Tutte le novità sull'Abwehrschirm, i 200 miliardi varati da Scholz
Lo "scudo di difesa economica contro la guerra d’aggressione russa" è articolato in tre assi. Ma non tutti sono d'accordo con l'aumento del debito che comporterà
Berlino. La prima novità sta nel nome. Quello da 200 miliardi varato pochi giorni fa dal governo del cancelliere Olaf Scholz non è un generico piano di sostegno all’economia ma si chiama “scudo di difesa economica contro la guerra d’aggressione russa”. La seconda è che questa volta ci ha messo la faccia anche il ministro delle Finanze Christian Lindner, capo del partito liberale (Fdp). Per diversi mesi, Lindner ha lasciato che il ministro dell’Economia e del Clima, il vicecancelliere verde Robert Habeck, rosolasse a fuoco lento occupandosi da solo di centrali atomiche e tariffe del gas, infilzato da stampa e opposizione. Ma anche se ieri all’Eurogruppo Lindner ha difeso l’“Abwehrschirm” spiegando che le sue dimensioni sono proporzionate a quelle dell’economia tedesca, 200 miliardi sono una cifra considerevole anche per la Germania e questa volta il vicecancelliere ha stanato il collega, obbligandolo a condividere la responsabilità del piano.
Cosa c’è dunque scritto nell’“Abwehrschirm”? Che con gli atti di sabotaggio ai gasdotti nel mar Baltico, la Russia “ha raggiunto un ulteriore stadio di escalation”. Ma il governo resta fedele al motto di Scholz: “Nessuno sarà lasciato solo”. La prima misura contenuta nello scudo è negativa: scompare la prevista sovrattassa in bolletta del gas ideata da Habeck. Nessun aumento per raccogliere liquidità da investire in Uniper visto che con l’annuncio della nazionalizzazione del primo fornitore di gas in Germania – e altre forse seguiranno – la questione diventa di competenza della fiscalità generale. Lo scudo poi si snoda su tre assi: il primo è quello dell’aumento dell’offerta energetica con il governo che si impegna ad accelerare sulle rinnovabili, sui rigassificatori e sulla produzione di elettricità da carbone, accingendosi anche a lasciare due centrali nucleari aperte fino a primavera. Più offerta fa il paio con meno consumi, e presto partirà una campagna per il risparmio dedicata a famiglie e imprese.

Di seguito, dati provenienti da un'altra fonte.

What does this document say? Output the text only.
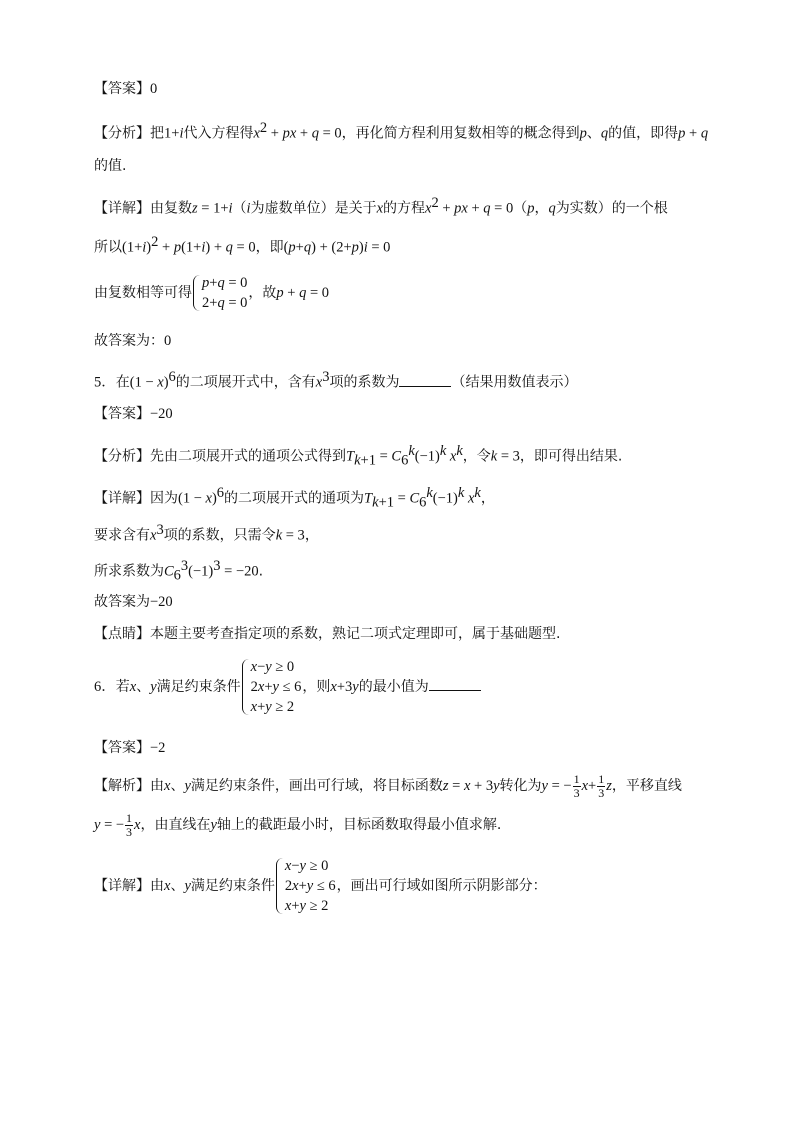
【答案】0
【分析】把1+i代入方程得$x^2$ + px + q = 0，再化简方程利用复数相等的概念得到p、q的值，即得p + q
的值.
【详解】由复数z = 1+i（i为虚数单位）是关于x的方程$x^2$ + px + q = 0（p，q为实数）的一个根
所以$(1+i)^2 + p(1+i) + q = 0$，即(p+q) + (2+p)i = 0
由复数相等可得
p+q = 0
2+q = 0
，故p + q = 0
故答案为：0
5．在$(1 - x)^6$的二项展开式中，含有$x^3$项的系数为	（结果用数值表示）
【答案】−20
【分析】先由二项展开式的通项公式得到$T_{k+1} = C_6^k(-1)^k$ $x^k$，令k = 3，即可得出结果.
【详解】因为$(1 - x)^6$的二项展开式的通项为$T_{k+1} = C_6^k(-1)^k$ $x^k$，
要求含有$x^3$项的系数，只需令k = 3，
所求系数为$C_6^3(-1)^3 = -20$.
故答案为−20
【点睛】本题主要考查指定项的系数，熟记二项式定理即可，属于基础题型.
6．若x、y满足约束条件
x−y ≥ 0
2x+y ≤ 6
x+y ≥ 2
，则x+3y的最小值为
【答案】−2
【解析】由x、y满足约束条件，画出可行域，将目标函数z = x + 3y转化为y = − $\frac{1}{3} x+ \frac{1}{3}$ z，平移直线
y = − $\frac{1}{3}$ x，由直线在y轴上的截距最小时，目标函数取得最小值求解.
【详解】由x、y满足约束条件
x−y ≥ 0
2x+y ≤ 6
x+y ≥ 2
，画出可行域如图所示阴影部分：
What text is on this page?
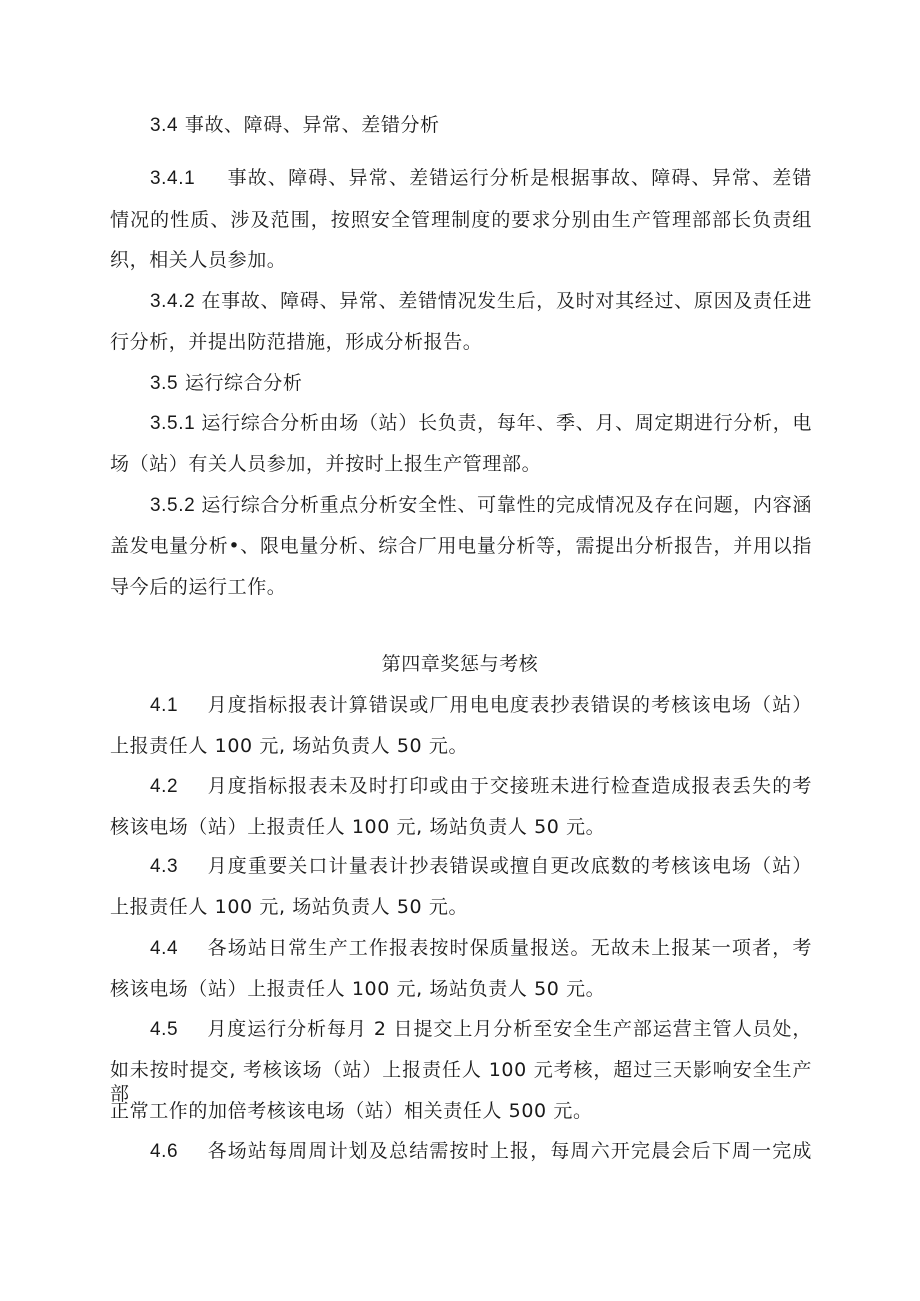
3.4 事故、障碍、异常、差错分析
3.4.1 事故、障碍、异常、差错运行分析是根据事故、障碍、异常、差错
情况的性质、涉及范围，按照安全管理制度的要求分别由生产管理部部长负责组
织，相关人员参加。
3.4.2 在事故、障碍、异常、差错情况发生后，及时对其经过、原因及责任进
行分析，并提出防范措施，形成分析报告。
3.5 运行综合分析
3.5.1 运行综合分析由场（站）长负责，每年、季、月、周定期进行分析，电
场（站）有关人员参加，并按时上报生产管理部。
3.5.2 运行综合分析重点分析安全性、可靠性的完成情况及存在问题，内容涵
盖发电量分析•、限电量分析、综合厂用电量分析等，需提出分析报告，并用以指
导今后的运行工作。
第四章奖惩与考核
4.1 月度指标报表计算错误或厂用电电度表抄表错误的考核该电场（站）
上报责任人 100 元, 场站负责人 50 元。
4.2 月度指标报表未及时打印或由于交接班未进行检查造成报表丢失的考
核该电场（站）上报责任人 100 元, 场站负责人 50 元。
4.3 月度重要关口计量表计抄表错误或擅自更改底数的考核该电场（站）
上报责任人 100 元, 场站负责人 50 元。
4.4 各场站日常生产工作报表按时保质量报送。无故未上报某一项者，考
核该电场（站）上报责任人 100 元, 场站负责人 50 元。
4.5 月度运行分析每月 2 日提交上月分析至安全生产部运营主管人员处，
如未按时提交, 考核该场（站）上报责任人 100 元考核，超过三天影响安全生产部
正常工作的加倍考核该电场（站）相关责任人 500 元。
4.6 各场站每周周计划及总结需按时上报，每周六开完晨会后下周一完成
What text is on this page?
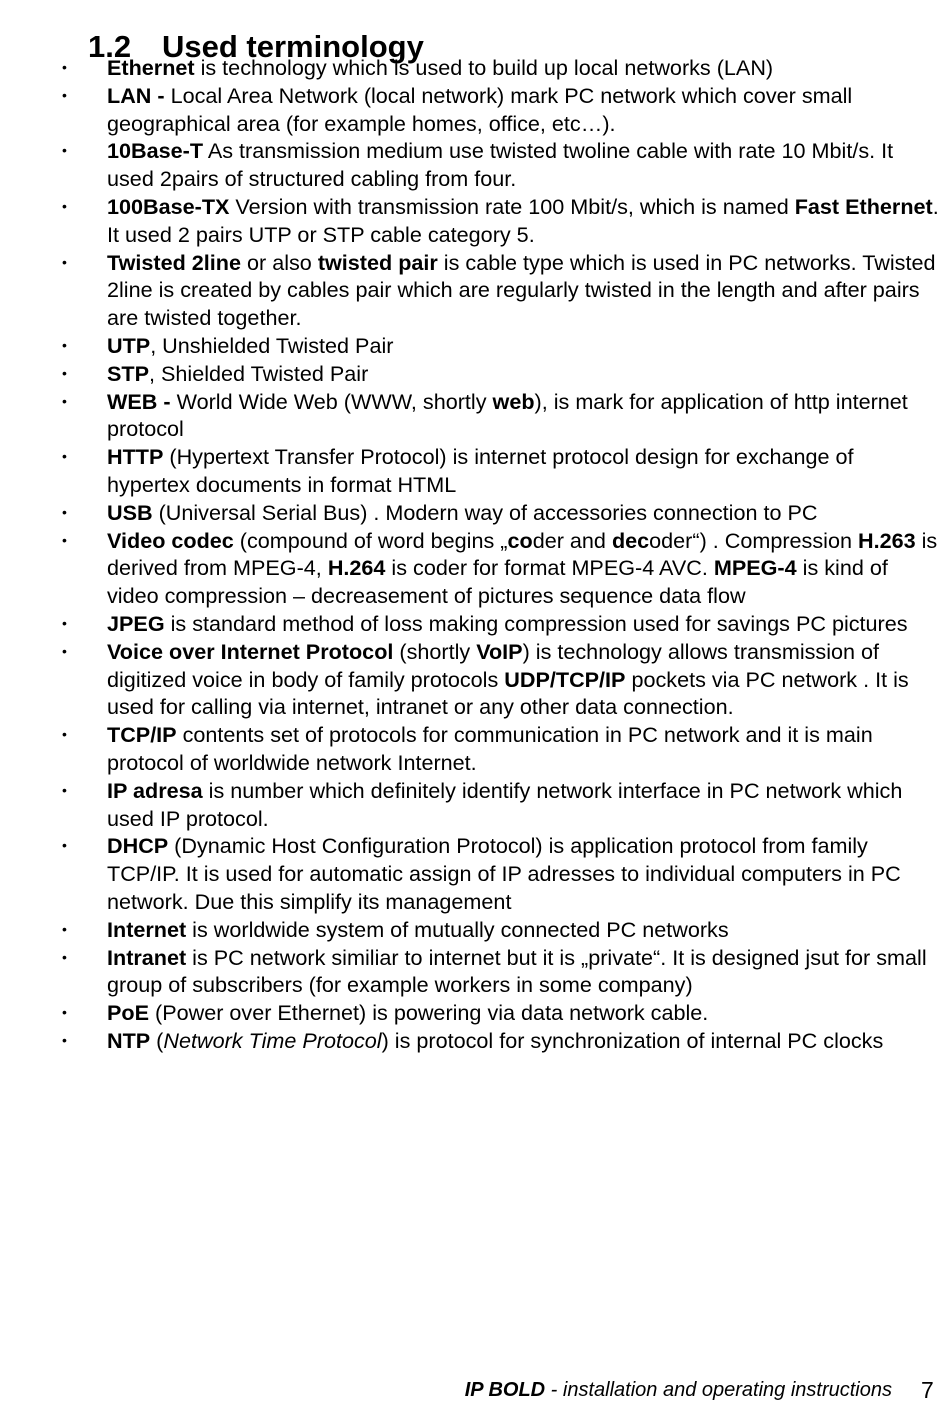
1.2 Used terminology
• Ethernet is technology which is used to build up local networks (LAN)
• LAN - Local Area Network (local network) mark PC network which cover small geographical area (for example homes, office, etc…).
• 10Base-T As transmission medium use twisted twoline cable with rate 10 Mbit/s. It used 2pairs of structured cabling from four.
• 100Base-TX Version with transmission rate 100 Mbit/s, which is named Fast Ethernet. It used 2 pairs UTP or STP cable category 5.
• Twisted 2line or also twisted pair is cable type which is used in PC networks. Twisted 2line is created by cables pair which are regularly twisted in the length and after pairs are twisted together.
• UTP, Unshielded Twisted Pair
• STP, Shielded Twisted Pair
• WEB - World Wide Web (WWW, shortly web), is mark for application of http internet protocol
• HTTP (Hypertext Transfer Protocol) is internet protocol design for exchange of hypertex documents in format HTML
• USB (Universal Serial Bus) . Modern way of accessories connection to PC
• Video codec (compound of word begins „coder and decoder“) . Compression H.263 is derived from MPEG-4, H.264 is coder for format MPEG-4 AVC. MPEG-4 is kind of video compression – decreasement of pictures sequence data flow
• JPEG is standard method of loss making compression used for savings PC pictures
• Voice over Internet Protocol (shortly VoIP) is technology allows transmission of digitized voice in body of family protocols UDP/TCP/IP pockets via PC network . It is used for calling via internet, intranet or any other data connection.
• TCP/IP contents set of protocols for communication in PC network and it is main protocol of worldwide network Internet.
• IP adresa is number which definitely identify network interface in PC network which used IP protocol.
• DHCP (Dynamic Host Configuration Protocol) is application protocol from family TCP/IP. It is used for automatic assign of IP adresses to individual computers in PC network. Due this simplify its management
• Internet is worldwide system of mutually connected PC networks
• Intranet is PC network similiar to internet but it is „private“. It is designed jsut for small group of subscribers (for example workers in some company)
• PoE (Power over Ethernet) is powering via data network cable.
• NTP (Network Time Protocol) is protocol for synchronization of internal PC clocks
IP BOLD - installation and operating instructions 7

Il secondo asse prevede l’introduzione di un tetto al prezzo dell’elettricità e una redistribuzione agli utenti degli extra profitti delle aziende che vendono elettricità. Il terzo asse, quello più contestato, prevede sovvenzioni a favore dei consumatori e delle Pmi, ai quali il governo garantirà il cosiddetto consumo di base mentre per i consumi eccedenti la quota si applicherà il prezzo di mercato corrente. Obiettivo dichiarato del governo “è ridurre il prezzo dell’elettricità per il cliente finale sulla bolletta elettrica e svincolarlo dai prezzi elevati del mercato all’ingrosso”. Le grandi imprese saranno alleggerite in modo analogo, garantendo un consumo di base.
L’esecutivo intende anche introdurre un freno al prezzo del gas “il prima possibile”, fornendo a famiglie e aziende “un sollievo finanziario tangibile e visibile”. Costo dell’operazione: 200 miliardi che non saranno però messi a bilancio perché verranno dalla riattivazione del Fondo di stabilizzazione economica (Wsf). Il ritorno al Wsf, utilizzato in piena pandemia, e per cui servirà un nuovo voto del Bundestag per sfuggire una ancora una volta all’obiettivo-totem del pareggio di bilancio, ha già guadagnato al governo la critica del presidente della Corte dei conti della Germania, Kay Scheller, che vi ha letto un modo per fare debito senza trasparenza.
Critiche sullo scudo da 200 miliardi sono piovute anche da numerosi economisti. Significative le parole dell’Institute for World Economy (IfW) di Kiel secondo cui “sarebbe devastante se consumatori e aziende inferissero dal cosiddetto ‘schermo protettivo’ che ora sono liberi dalle loro preoccupazioni energetiche perché lo stato sta pagando tutto attraverso i sussidi. Piuttosto, è importante e necessario ridurre il consumo di gas”. Preoccupato anche per la spinta che questo pacchetto darà all’inflazione, l’IfW aggiunge anche una postilla energetica: “Allungare di qualche mese la vita delle centrali nucleari è poco più che una politica simbolica: è un’occasione persa”.